Per questo non considererò l’abolizione della seconda camera operativa (il Senato), almeno come è intesa ora, o il parziale ridimensionamento dei costi che dalla riforma potranno derivare, ma mi riferirò a quanto ci interessa più da vicino dal punto di vista sanitario.
Nel 2001, con l’approvazione della Legge Costituzionale N°3 il Parlamento diede piena attuazione all’articolo 5 della Costituzione che riconosce le autonomie locali quali ‘Enti esponenziali preesistenti’ alla Formazione della Repubblica.
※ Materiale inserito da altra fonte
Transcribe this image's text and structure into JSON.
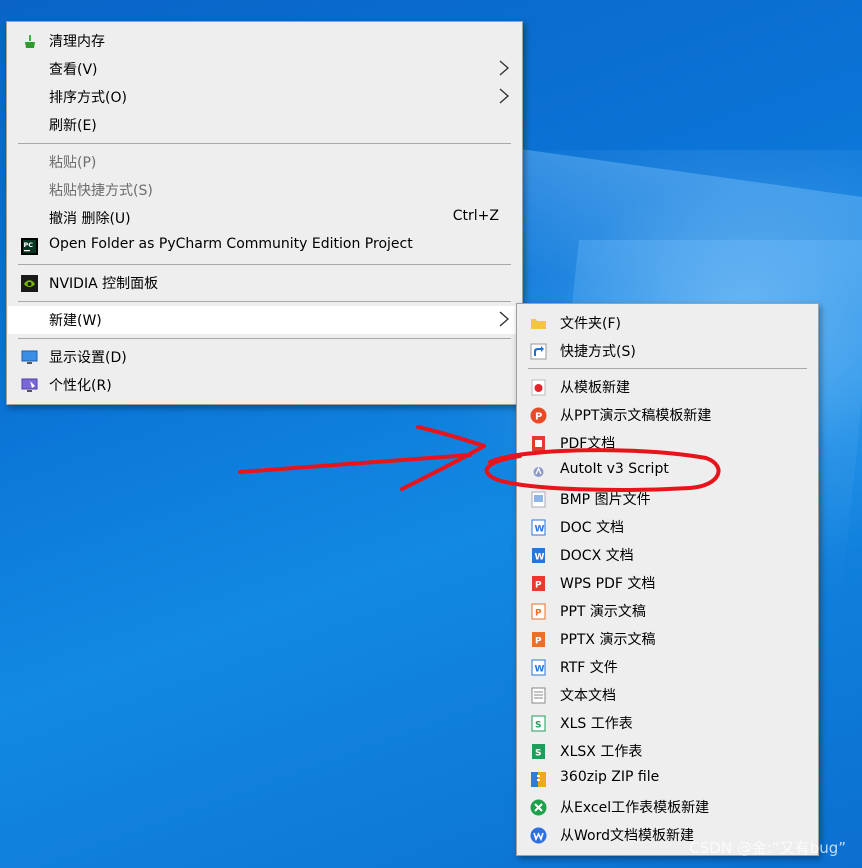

I Comuni, le Città Metropolitane, le Province e le Regioni rappresentano e governano le popolazioni residenti in un determinato territorio e sono tenuti a farsi carico dei loro bisogni. La riforma fu necessaria per dare piena attuazione e copertura costituzionale alla precedente riforma denominata ‘Federalismo a Costituzione invariata’ (Legge N°59/1997). In particolare le Regioni, sulla base di queste innovazioni legiferano, nel rispetto sia dei principi sia delle disposizioni di dettaglio contenute nelle Leggi statali, adattando le stesse alle esigenze locali.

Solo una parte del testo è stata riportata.